Les Allemands avaient 700 morts, 1,600 blessés ; les Français, 800 morts et 1,500 blessés.

Notre victoire était complète. Elle était due tout entière à un seul homme. Au moment de son intervention, l’aile droite était partout en déroute, la gauche et le centre impuissants, l’armée entière découragée, prête à la fuite et à la reddition.

En moins d’une heure et demie, il avait changé la défaite en victoire.

Chacune de ses combinaisons paraîtra de peu d’importance en elle-même. Leur ensemble même peut ne pas frapper celui qui les examine tranquillement assis au coin de son feu.

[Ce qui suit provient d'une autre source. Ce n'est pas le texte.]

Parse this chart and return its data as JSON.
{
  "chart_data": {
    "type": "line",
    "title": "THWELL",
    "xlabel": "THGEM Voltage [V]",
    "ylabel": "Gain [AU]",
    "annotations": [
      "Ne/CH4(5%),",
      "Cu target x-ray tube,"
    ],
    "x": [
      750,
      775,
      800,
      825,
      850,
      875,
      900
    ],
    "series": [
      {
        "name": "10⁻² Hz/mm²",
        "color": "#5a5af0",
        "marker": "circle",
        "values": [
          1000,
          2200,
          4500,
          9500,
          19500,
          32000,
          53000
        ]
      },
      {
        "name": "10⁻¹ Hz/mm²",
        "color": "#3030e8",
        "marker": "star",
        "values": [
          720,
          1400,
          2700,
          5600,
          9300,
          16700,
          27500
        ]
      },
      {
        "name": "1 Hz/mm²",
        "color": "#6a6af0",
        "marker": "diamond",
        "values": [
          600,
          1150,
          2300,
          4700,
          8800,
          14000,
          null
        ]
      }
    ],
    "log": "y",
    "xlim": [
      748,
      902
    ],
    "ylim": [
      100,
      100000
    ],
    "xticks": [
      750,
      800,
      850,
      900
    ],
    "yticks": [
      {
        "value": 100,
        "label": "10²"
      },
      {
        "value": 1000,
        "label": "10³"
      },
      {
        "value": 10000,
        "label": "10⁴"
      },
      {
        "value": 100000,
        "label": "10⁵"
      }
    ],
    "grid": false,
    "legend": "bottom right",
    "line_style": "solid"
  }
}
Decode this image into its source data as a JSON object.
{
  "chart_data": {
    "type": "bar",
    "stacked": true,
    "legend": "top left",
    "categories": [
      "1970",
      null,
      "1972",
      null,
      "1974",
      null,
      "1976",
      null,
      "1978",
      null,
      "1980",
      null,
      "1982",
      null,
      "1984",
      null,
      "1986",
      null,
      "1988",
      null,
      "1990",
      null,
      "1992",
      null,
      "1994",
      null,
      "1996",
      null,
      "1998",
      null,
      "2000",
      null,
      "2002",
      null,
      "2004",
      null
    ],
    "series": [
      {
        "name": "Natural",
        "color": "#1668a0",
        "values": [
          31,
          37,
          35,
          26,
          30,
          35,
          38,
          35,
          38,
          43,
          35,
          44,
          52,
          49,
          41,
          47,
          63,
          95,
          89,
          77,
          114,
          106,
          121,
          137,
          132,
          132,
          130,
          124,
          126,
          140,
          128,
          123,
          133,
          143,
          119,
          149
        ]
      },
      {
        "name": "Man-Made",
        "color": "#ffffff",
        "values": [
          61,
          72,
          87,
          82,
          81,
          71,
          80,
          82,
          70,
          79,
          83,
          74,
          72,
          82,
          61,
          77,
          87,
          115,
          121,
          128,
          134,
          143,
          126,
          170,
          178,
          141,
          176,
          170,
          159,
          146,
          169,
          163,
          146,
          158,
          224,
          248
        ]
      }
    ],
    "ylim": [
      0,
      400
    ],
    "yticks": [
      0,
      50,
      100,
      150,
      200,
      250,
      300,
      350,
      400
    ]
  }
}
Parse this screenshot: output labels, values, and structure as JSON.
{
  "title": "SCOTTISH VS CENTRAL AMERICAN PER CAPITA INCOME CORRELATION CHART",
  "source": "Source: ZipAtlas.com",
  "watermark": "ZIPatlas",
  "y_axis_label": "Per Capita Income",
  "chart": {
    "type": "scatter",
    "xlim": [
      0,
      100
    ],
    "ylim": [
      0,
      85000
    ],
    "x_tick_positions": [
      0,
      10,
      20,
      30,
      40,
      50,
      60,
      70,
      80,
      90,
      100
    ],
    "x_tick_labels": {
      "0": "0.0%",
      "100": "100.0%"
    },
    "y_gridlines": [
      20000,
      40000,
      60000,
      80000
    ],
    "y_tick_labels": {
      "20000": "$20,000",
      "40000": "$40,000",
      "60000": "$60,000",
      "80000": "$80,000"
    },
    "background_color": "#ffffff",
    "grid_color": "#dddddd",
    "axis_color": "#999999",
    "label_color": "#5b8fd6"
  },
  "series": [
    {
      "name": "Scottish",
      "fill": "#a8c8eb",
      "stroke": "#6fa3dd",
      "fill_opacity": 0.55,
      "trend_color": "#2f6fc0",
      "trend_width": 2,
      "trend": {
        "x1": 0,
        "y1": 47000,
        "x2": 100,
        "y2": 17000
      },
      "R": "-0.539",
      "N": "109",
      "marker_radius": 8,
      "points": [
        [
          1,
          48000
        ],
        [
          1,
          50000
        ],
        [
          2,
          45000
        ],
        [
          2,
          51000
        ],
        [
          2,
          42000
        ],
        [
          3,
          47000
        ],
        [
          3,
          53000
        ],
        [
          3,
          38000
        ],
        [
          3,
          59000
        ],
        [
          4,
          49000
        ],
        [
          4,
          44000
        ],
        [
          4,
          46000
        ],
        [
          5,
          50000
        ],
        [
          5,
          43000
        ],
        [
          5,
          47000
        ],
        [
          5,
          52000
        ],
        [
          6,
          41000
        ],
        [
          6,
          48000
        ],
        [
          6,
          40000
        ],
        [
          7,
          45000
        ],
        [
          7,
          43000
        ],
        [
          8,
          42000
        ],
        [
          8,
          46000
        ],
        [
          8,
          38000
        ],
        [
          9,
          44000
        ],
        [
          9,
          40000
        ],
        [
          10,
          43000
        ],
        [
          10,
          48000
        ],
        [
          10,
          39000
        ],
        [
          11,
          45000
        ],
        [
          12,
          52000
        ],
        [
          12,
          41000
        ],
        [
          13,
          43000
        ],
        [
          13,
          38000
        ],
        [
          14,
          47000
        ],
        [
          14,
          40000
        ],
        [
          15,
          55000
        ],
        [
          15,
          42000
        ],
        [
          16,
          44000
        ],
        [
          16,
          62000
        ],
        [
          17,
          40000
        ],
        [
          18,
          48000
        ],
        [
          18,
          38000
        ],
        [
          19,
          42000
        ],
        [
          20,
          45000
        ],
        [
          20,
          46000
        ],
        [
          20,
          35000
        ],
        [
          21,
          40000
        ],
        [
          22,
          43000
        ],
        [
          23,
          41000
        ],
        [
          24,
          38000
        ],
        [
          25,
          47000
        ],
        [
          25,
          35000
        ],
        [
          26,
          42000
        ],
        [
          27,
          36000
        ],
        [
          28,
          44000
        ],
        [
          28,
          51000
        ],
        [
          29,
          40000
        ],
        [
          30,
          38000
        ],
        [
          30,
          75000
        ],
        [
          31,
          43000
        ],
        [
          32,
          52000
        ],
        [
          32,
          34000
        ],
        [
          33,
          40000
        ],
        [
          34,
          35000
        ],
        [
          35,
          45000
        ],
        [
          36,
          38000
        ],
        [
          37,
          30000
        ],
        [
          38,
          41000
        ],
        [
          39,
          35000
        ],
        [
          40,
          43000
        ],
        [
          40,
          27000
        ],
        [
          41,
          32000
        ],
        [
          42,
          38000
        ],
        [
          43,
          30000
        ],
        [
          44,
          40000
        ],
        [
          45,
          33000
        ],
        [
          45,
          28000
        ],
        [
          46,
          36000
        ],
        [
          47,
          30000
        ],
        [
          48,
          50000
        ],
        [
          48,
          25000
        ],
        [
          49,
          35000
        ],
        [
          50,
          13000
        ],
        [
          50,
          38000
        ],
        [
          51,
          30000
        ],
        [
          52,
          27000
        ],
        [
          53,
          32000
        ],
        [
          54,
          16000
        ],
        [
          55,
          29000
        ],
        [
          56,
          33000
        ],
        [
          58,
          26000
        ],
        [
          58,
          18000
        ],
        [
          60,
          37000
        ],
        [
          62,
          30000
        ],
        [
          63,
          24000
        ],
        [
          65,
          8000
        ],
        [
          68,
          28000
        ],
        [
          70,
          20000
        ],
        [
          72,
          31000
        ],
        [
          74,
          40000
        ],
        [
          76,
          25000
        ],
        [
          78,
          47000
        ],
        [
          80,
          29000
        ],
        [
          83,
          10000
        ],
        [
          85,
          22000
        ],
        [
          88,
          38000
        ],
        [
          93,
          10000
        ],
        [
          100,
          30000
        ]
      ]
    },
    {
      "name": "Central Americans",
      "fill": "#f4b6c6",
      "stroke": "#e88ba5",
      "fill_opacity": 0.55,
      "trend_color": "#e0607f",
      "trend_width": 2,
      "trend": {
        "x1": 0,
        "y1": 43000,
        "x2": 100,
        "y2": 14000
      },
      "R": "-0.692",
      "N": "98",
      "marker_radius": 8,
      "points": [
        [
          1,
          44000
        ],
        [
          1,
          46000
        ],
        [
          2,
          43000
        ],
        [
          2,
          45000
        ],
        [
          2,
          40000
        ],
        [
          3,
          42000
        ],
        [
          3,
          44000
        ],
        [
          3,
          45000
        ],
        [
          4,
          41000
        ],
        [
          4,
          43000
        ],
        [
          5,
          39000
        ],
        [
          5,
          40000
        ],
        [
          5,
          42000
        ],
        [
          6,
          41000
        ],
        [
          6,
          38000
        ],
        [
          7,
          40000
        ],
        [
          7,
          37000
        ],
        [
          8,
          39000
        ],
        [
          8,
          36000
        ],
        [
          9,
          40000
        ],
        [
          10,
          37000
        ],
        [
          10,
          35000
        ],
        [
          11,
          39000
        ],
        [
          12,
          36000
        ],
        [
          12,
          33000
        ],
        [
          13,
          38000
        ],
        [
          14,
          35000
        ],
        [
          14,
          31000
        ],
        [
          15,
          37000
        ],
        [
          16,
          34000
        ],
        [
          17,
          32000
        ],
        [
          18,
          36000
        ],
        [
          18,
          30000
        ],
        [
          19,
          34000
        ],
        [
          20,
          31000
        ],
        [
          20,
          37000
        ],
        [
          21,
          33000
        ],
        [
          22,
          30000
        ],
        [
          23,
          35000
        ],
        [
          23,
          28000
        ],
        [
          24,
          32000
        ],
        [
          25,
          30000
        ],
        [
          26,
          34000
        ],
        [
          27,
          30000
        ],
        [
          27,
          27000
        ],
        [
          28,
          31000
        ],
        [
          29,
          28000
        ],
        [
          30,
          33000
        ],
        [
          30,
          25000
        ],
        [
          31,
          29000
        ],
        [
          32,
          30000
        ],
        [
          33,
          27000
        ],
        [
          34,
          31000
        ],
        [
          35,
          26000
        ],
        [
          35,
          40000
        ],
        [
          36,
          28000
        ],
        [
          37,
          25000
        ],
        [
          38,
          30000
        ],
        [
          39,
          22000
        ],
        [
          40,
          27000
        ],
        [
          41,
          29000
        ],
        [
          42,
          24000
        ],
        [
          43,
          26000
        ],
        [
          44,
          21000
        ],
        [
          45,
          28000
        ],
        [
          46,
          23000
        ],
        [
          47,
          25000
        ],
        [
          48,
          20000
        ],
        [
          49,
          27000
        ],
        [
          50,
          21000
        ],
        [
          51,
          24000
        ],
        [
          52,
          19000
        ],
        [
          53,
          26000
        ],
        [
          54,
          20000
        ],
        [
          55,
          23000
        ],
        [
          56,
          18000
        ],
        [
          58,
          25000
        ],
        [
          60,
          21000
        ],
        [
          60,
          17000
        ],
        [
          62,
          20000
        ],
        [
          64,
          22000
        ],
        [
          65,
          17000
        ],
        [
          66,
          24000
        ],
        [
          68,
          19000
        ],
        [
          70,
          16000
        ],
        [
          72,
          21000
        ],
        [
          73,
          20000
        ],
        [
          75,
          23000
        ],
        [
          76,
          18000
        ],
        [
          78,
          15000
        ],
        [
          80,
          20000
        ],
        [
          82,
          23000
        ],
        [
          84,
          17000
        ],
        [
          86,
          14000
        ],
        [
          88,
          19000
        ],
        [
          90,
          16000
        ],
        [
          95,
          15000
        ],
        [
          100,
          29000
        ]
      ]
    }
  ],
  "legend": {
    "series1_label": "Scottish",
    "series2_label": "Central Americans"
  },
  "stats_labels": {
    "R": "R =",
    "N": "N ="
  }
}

Mais, je le répète, si l’on décompose froidement les manœuvres du plus grand homme de guerre, elles apparaissent avec le même caractère de simplicité. La plus belle victoire et les plus beaux mouvements stratégiques, même d’un Bonaparte, nous étonnent surtout par leur succès et par le sentiment que nous avons de la promptitude et de la simultanéité qui présidèrent à leur conception et à leur exécution. Or il est à remarquer que tout ce que nous avons vu faire à Rambert a précisément possédé les caractères de la promptitude et de la simultanéité. Reconstitution du régiment, contact établi avec les quatre bataillons et demi du sud-est, dépêche au général Odoard, ordre aux recrues laissées dans le camp, mise en position des mitrailleuses éteintes ; — tous ces menus événements furent exécutés avec une vitesse, une clarté et une coordination extraordinaires, et tout le génie de la guerre est là.

Le général Odoard, qui était un très honnête homme, reconnut sans restriction la part décisive que Rambert avait eue à la victoire ; il le félicita publiquement, sur le champ de bataille, et le couvrit d’éloges dans ses rapports. Pour moi, lorsque Rambert vint me voir à l’ambulance (j’étais, à la vérité, un peu affaibli par mes blessures), je le pris dans mes bras en pleurant comme un enfant.

Je vous raconterai quelque jour la mort de mon héros, pendant l’affreuse retraite de l’armée de l’Est, où il se montra de tout point admirable.

  1. Bien entendu, j’observais ces détails avec ma lunette d’approche.